From the 1st till the 17th of March, AF19 offers more than 70 awesome events in theatre, contemporary and classical music, opera, dance, film, forums and visual arts.

Among the 17 Australian premieres in the program are an astonishing 10 world premieres. 23 shows will play exclusively in the Adelaide Festival (with ten of these artists and companies making their Australian debut) and eight works especially commissioned by the Festival.

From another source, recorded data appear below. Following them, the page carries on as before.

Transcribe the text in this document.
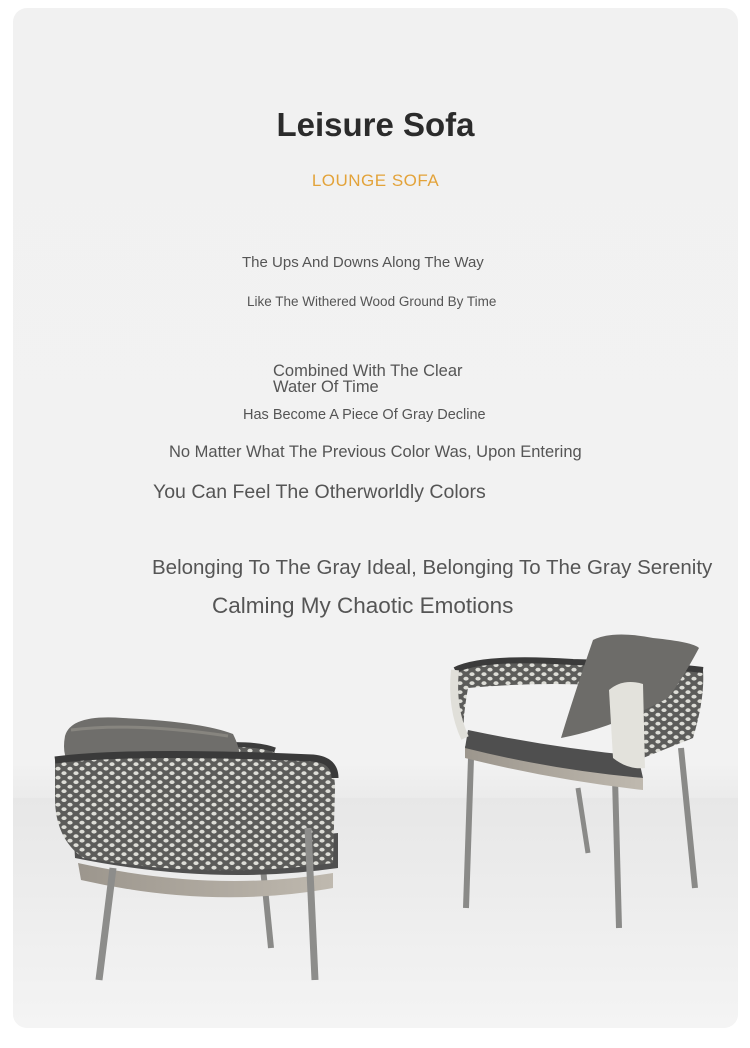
Leisure Sofa
LOUNGE SOFA
The Ups And Downs Along The Way
Like The Withered Wood Ground By Time
Combined With The Clear Water Of Time
Has Become A Piece Of Gray Decline
No Matter What The Previous Color Was, Upon Entering
You Can Feel The Otherworldly Colors
Belonging To The Gray Ideal, Belonging To The Gray Serenity
Calming My Chaotic Emotions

Delivering their third Adelaide Festival, Artistic Directors Rachel Healy and Neil Armfield said: “In 2019 we showcase the rich creative imaginations of the world’s greatest artists – some very special works of sublime playfulness and joy along with works that are borne of the human impulse to understand, analyse and interpret world affairs. Classic stories reimagined for today’s audiences and new commissions that leap off the stage with energy and thrilling conviction. There are also fascinating connections between Jo Dyer’s first Adelaide Writers’ Week  and the broader program, and we know the Festival audience will love exploring these thematic links and spending 17 days inspired by creativity and ideas.”

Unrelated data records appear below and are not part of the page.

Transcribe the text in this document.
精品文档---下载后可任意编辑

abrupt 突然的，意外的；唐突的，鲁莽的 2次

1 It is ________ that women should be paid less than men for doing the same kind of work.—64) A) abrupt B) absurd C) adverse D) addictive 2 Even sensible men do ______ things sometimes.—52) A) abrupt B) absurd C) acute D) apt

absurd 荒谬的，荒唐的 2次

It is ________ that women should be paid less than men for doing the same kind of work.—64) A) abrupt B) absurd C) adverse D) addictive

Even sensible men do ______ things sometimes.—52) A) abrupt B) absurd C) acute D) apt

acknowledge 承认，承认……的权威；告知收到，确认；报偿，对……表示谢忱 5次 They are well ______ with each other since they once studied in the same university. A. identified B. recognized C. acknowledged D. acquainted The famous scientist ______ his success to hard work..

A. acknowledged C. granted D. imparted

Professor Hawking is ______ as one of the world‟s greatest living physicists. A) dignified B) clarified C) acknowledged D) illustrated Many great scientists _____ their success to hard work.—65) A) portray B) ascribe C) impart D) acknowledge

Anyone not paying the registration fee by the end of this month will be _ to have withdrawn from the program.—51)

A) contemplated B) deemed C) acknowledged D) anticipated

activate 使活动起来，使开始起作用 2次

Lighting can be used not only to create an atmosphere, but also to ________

Premier Steven Marshall said: “The Adelaide Festival and Adelaide Writers’ Week have built a reputation for providing first-class experiences for South Australians and those who come from interstate and from overseas to visit our state. They showcase so much of what our festival city has to offer and I congratulate Festival Artistic Directors Rachel Healy and Neil Armfield on once again creating and delivering a truly outstanding program. I hope you can all be inspired by the wonderful artists and writers featured in the 2019 Adelaide Festival program.”

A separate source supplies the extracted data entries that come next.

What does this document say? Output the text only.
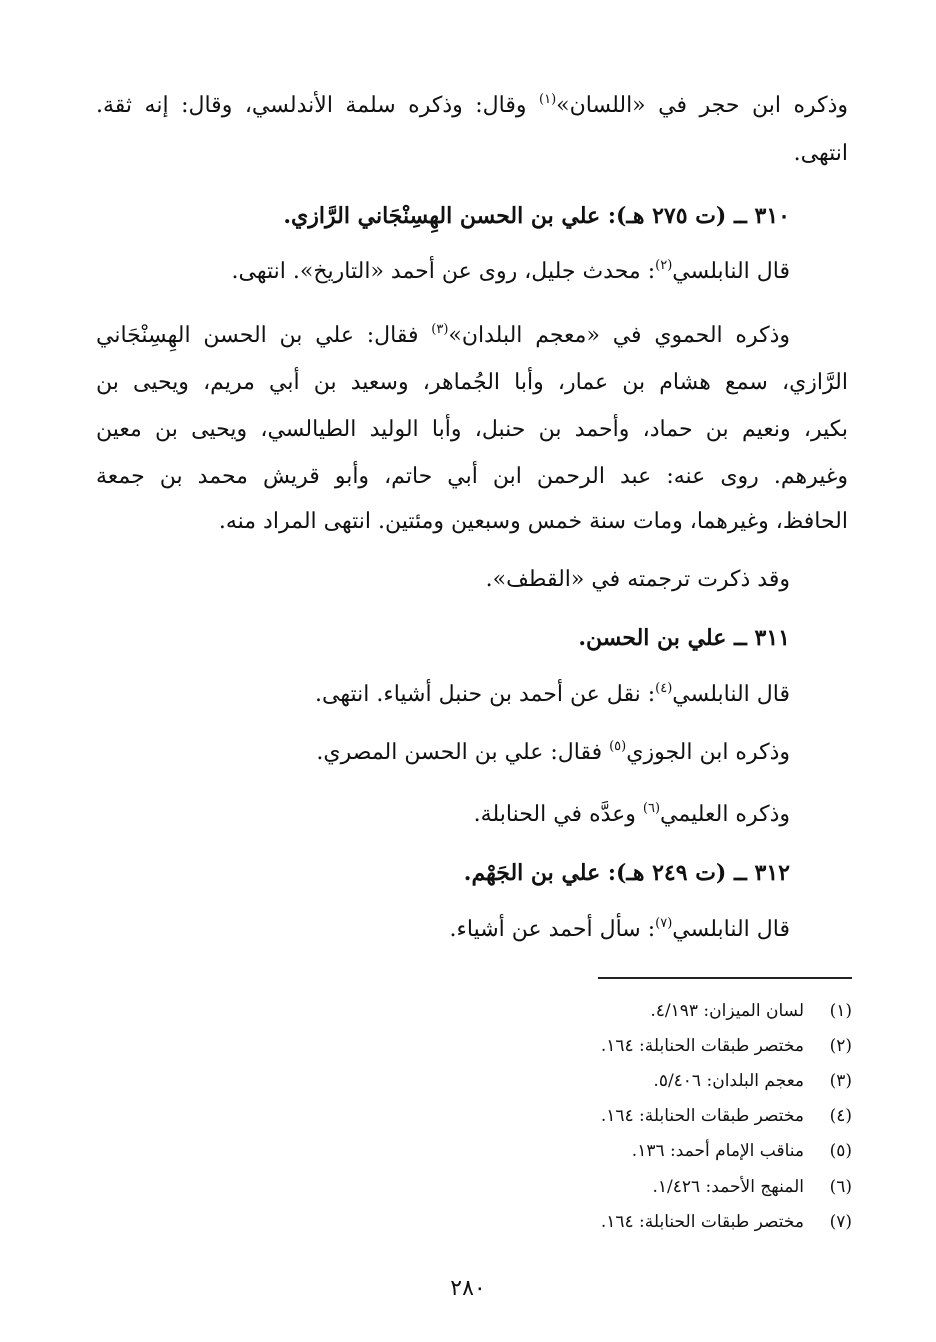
وذكره ابن حجر في «اللسان»$^{(١)}$ وقال: وذكره سلمة الأندلسي، وقال: إنه ثقة.
انتهى.
٣١٠ ــ (ت ٢٧٥ هـ): علي بن الحسن الهِسِنْجَاني الرَّازي.
قال النابلسي$^{(٢)}$: محدث جليل، روى عن أحمد «التاريخ». انتهى.
وذكره الحموي في «معجم البلدان»$^{(٣)}$ فقال: علي بن الحسن الهِسِنْجَاني
الرَّازي، سمع هشام بن عمار، وأبا الجُماهر، وسعيد بن أبي مريم، ويحيى بن
بكير، ونعيم بن حماد، وأحمد بن حنبل، وأبا الوليد الطيالسي، ويحيى بن معين
وغيرهم. روى عنه: عبد الرحمن ابن أبي حاتم، وأبو قريش محمد بن جمعة
الحافظ، وغيرهما، ومات سنة خمس وسبعين ومئتين. انتهى المراد منه.
وقد ذكرت ترجمته في «القطف».
٣١١ ــ علي بن الحسن.
قال النابلسي$^{(٤)}$: نقل عن أحمد بن حنبل أشياء. انتهى.
وذكره ابن الجوزي$^{(٥)}$ فقال: علي بن الحسن المصري.
وذكره العليمي$^{(٦)}$ وعدَّه في الحنابلة.
٣١٢ ــ (ت ٢٤٩ هـ): علي بن الجَهْم.
قال النابلسي$^{(٧)}$: سأل أحمد عن أشياء.
(١)لسان الميزان: ٤/١٩٣.
(٢)مختصر طبقات الحنابلة: ١٦٤.
(٣)معجم البلدان: ٥/٤٠٦.
(٤)مختصر طبقات الحنابلة: ١٦٤.
(٥)مناقب الإمام أحمد: ١٣٦.
(٦)المنهج الأحمد: ١/٤٢٦.
(٧)مختصر طبقات الحنابلة: ١٦٤.
٢٨٠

17 exhilarating days and night BEGIN AND END in spectacular fashion…

with OPERA, MUSIC and DANCE: on the first Friday, Komische Oper Berlin opens a 5-show season of Mozart’s The Magic Flute, directed by acclaimed Australian opera visionary Barrie Kosky – a certain sell-out; followed in nearby Elder Park on Saturday evening by a free family concert, National Geographic’s Symphony for Our World, when two breathtaking hours of synchronised film and live orchestral music and chorus will offer Adelaide a journey through some of the world’s most extraordinary  wildlife spectacles.

Other opening weekend must-see events include a newly commissioned work from Australian music icon Paul Kelly who has teamed up with Adelaide’s Seraphim Trio plus James Ledger and Alice Keath to present the soaring song cycle Thirteen Ways to Look at Birds.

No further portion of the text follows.